Sorcerer's IsleDocs cfRegexOverviewCode

Regex Modes

In regex there are a number of different modes which can be applied to control aspects of how patterns are matched, generally relating to how newlines are detected, and whether uppercase and lowercase characters are considered the same.

Using Modes

To apply a mode to a regex, you supply the Modes parameter when compiling the regex - either via the dedicated Compile action, or when using any of the functions or tags with a single-use pattern.

The parameter accepts a comma-delimited list of codes, to determine which modes to turn on. (The codes for each mode can be found detailed below.)

Flags

Modes can also be defined as part of a regex pattern itself, in the form of flags which enable or disable that mode. (The flags for each mode can be found detailed below.)

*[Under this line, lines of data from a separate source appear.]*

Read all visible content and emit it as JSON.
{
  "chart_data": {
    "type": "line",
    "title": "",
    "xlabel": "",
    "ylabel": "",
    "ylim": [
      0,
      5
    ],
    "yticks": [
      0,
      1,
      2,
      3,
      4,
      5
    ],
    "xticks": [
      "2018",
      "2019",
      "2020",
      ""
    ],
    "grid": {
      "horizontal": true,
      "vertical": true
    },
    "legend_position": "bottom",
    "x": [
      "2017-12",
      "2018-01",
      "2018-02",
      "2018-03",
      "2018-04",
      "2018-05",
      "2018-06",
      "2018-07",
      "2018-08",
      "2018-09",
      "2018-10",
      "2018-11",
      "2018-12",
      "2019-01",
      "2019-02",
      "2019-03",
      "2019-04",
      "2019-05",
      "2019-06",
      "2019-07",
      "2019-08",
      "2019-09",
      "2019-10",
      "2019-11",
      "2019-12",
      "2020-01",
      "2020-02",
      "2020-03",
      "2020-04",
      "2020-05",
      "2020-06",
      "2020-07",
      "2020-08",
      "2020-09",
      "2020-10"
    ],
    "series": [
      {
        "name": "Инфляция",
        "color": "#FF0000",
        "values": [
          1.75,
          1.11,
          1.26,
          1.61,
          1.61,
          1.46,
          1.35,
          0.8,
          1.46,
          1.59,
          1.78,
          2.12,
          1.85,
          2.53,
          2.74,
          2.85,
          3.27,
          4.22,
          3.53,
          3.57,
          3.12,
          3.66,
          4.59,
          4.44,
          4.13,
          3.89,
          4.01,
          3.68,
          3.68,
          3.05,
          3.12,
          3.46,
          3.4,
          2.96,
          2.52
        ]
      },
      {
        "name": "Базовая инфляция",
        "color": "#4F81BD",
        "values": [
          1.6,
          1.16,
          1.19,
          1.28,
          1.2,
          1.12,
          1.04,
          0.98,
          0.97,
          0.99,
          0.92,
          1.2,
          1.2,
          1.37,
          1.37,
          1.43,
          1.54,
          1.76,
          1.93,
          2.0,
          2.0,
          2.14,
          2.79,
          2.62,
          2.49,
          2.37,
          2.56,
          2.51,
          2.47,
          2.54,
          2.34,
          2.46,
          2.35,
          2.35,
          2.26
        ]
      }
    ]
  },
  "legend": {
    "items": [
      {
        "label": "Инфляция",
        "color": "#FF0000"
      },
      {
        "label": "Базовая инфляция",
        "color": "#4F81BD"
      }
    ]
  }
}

A flag can be turned on for the rest of the expression, by using (?flag), turned off by using (?-flag) and applied for only part of an expression by using (?flag:expression)

For example:

(?i)this is case insensitive
(?i)this is case insensitive (?-i) but this is not
(?i:this is case insensitive) but this is not
(?i:this is (?-i:except this part) case insensitive)

You can enable or disable multiple flags at once, like so:

(?is)case insensitive and single-line enabled
(?m-d:multi-line enabled, but unix lines disabled)

In cfRegex, all modes are disabled by default, with the exception of Comment mode which is enabled when using the cfregex tag (but disabled for functions).

Available Modes

Unix Lines

code: UNIX_LINES
flag: d

Tells the regex engine that only the newline character (\n) should be treated as part of a newline.

Carriage returns (\r) should not be considered a part of a newline.

This is significant when combined with Multiline mode and the ^ and $ markers are used to match start/end of lines.

Case Insensitivity

code: CASE_INSENSITIVE
flag: i

Means that uppercase and lowercase letters are not differentiated - i.e. "abc" and "ABC" are considered the same.

Comment

code: COMMENTS
flag: x

Enables commenting and free-spacing mode.

All whitespace is ignored unless preceeded by a backslash.

When a hash (#) is encountered, all content until the end of the line is ignored.

Multi-line

code: MULTILINE
flag: m

When enabled, the ^ and $ markers will match start and end of lines, as opposed to just start and end of input (which can be matched using \A and \z instead.)

Dot-All or Single-line

code: DOTALL
flag: s

By default, the . character matches everything except newlines.

The dot-all mode means . matches everything including newlines.

Unicode Case-insensitivity

code: UNICODE_CASE
flag: u

This mode is similar to Case-insensitivity, but whilst that applies only to standard characters, this will apply to unicode characters also.

Canonical Equivalence

code: CANON_EQ
flag: c

When this flag is enabled, two characters will be considered to match if their full canonical decompositions match.